35 ans déjà. J'ai peine à croire que tout ce temps soit passé déjà. Il y a 100 ans de ça, tu participais à tes premières campagnes de scie. C'était en Normandie je crois. Tu es tout jeune sur la photo que nous avons retrouvée dans le grenier ( seize ou dix sept ans, même pas, puisque tu les as eu en septembre suivant). Puis tu fis le peillarot du côté de Macon, la route de Saint Quentin que tu as participé à caillouter, encore des campagnes de scie... les retours à la maison, retrouver ta mère et tes soeurs, car ton père, lui aussi s'embauchait l'hiver pour les même campagnes avant de reprendre le manche de la charrue derrière le Cadet et la Finance, de si braves et vaillantes vaches Ferrandaises qui participaient à toutes les corvées champêtres. Tu ne l'as jamais dit, mais quand on a seize ans, c'est surement pas si facile que ça de partir trouver l'embauche. Et les conditions de travail n'avaient pas encore rencontré 36 sur leur chemin, c'est dire ! Toi aussi, tu les as serré souvent les dents en levant le poing la plupart du temps. Face à ce qui se prépare aujourd'hui, saurons nous les serrer autant ? Pas sur non plus que nous soyons aussi nombreux à le lever le poing. Comment avons nous pu oublier à ce point, ces leçons que vous, ceux de ton temps et celui du temps d'aprés, nous avez donné ? Sommes nous de si piètres apprentis et si mauvais élèves pour nous laisser ainsi manipuler ? Ils faut croire que nous ne vous avons pas mérité. Je pense souvent à toi. Je ne le dis pas assez. Nous n'avons et n'aurons jamais assez de temps pour vous remercier de tout ce que vous nous avez donné. moi je suis fière d'avoir eu les parents que j'ai eu. Je sais que même si tout n'a pas été facile, jamais tout rose et parfois assez gris, vous avez quand même fait tout ce que vous pouviez. Sans le dire. Sans même le montrer. Je crois que vous nous avez bien élevés.
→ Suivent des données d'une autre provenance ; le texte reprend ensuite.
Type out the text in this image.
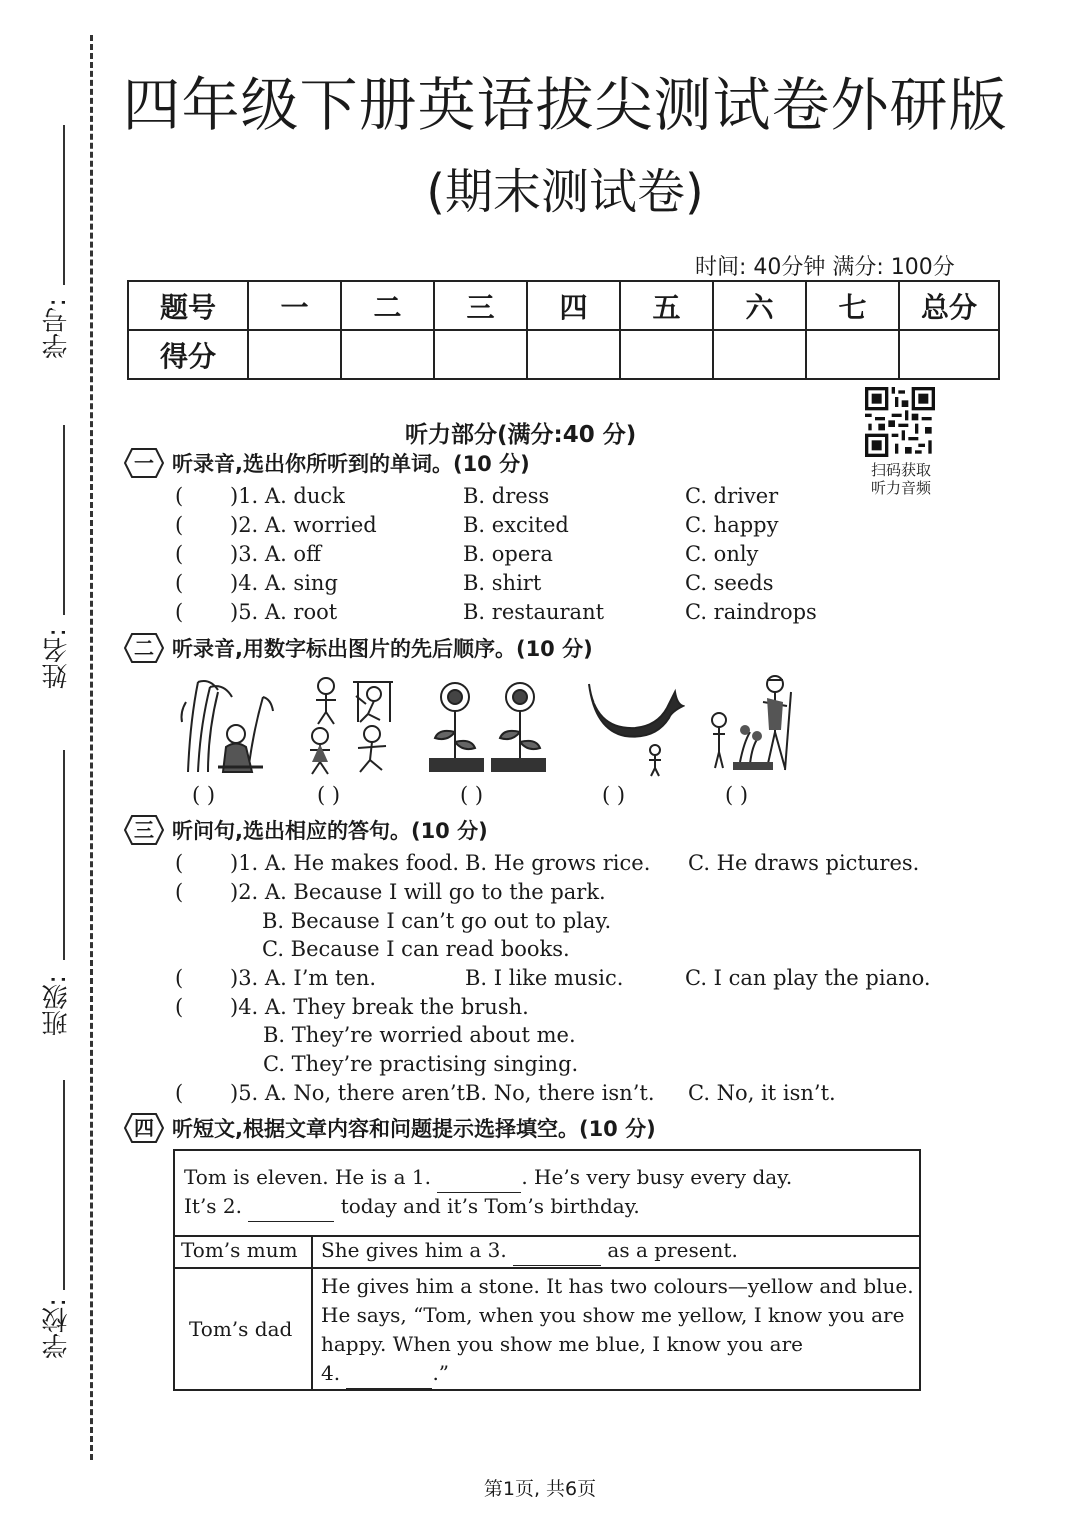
学号:
姓名:
班级:
学校:
四年级下册英语拔尖测试卷外研版
(期末测试卷)
时间: 40分钟 满分: 100分
题号	一	二	三	四	五	六	七	总分
得分								
扫码获取
听力音频
听力部分(满分:40 分)
一 听录音,选出你所听到的单词。(10 分)
( )1. A. duck	B. dress	C. driver
( )2. A. worried	B. excited	C. happy
( )3. A. off	B. opera	C. only
( )4. A. sing	B. shirt	C. seeds
( )5. A. root	B. restaurant	C. raindrops
二 听录音,用数字标出图片的先后顺序。(10 分)
( )	( )	( )	( )	( )
三 听问句,选出相应的答句。(10 分)
( )1. A. He makes food. B. He grows rice. C. He draws pictures.
( )2. A. Because I will go to the park.
B. Because I can’t go out to play.
C. Because I can read books.
( )3. A. I’m ten.	B. I like music.	C. I can play the piano.
( )4. A. They break the brush.
B. They’re worried about me.
C. They’re practising singing.
( )5. A. No, there aren’t.
B. No, there isn’t. C. No, it isn’t.
四 听短文,根据文章内容和问题提示选择填空。(10 分)
Tom is eleven. He is a 1.	. He’s very busy every day.
It’s 2.	today and it’s Tom’s birthday.
Tom’s mum She gives him a 3.	as a present.
Tom’s dad
He gives him a stone. It has two colours—yellow and blue.
He says, “Tom, when you show me yellow, I know you are
happy. When you show me blue, I know you are
4.	.”
第1页, 共6页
Ton texte, je l'ai lu d'une traite, et je peux te dire une chose, j'ai les larmes au bord des yeux. Tu as vraiment beaucoup de talent pour nous mener là où ton coeur te porte.
RépondreSupprimerça me rappelle le manuscrit que tu m'avais confié, tiens, tu me donnes envie de le relire !
Tu as déjà songé à faire un petit recueil de certains de tes textes ? tu ferais au moins une heureuse ! :-)
Je t'embrasse Jolie Délia
Oh merci ! je viens sur ma messagerie et je vois que tu es passée chez moi. La fénéantise, tu vois où ça ne mène pas, il faut que je les peaufine ces textes en vrac avant d'en faire quelque chose. Tu ne serais pas la seule à lire, je pense. Peut être aux prochaines averses si elles durent autant que la dernière fois, j'aurais le temps ! mais il faut reconnaitre que je manque aussi de patience et de tallent. Je t'embrasse ma belle. à trés bientôt.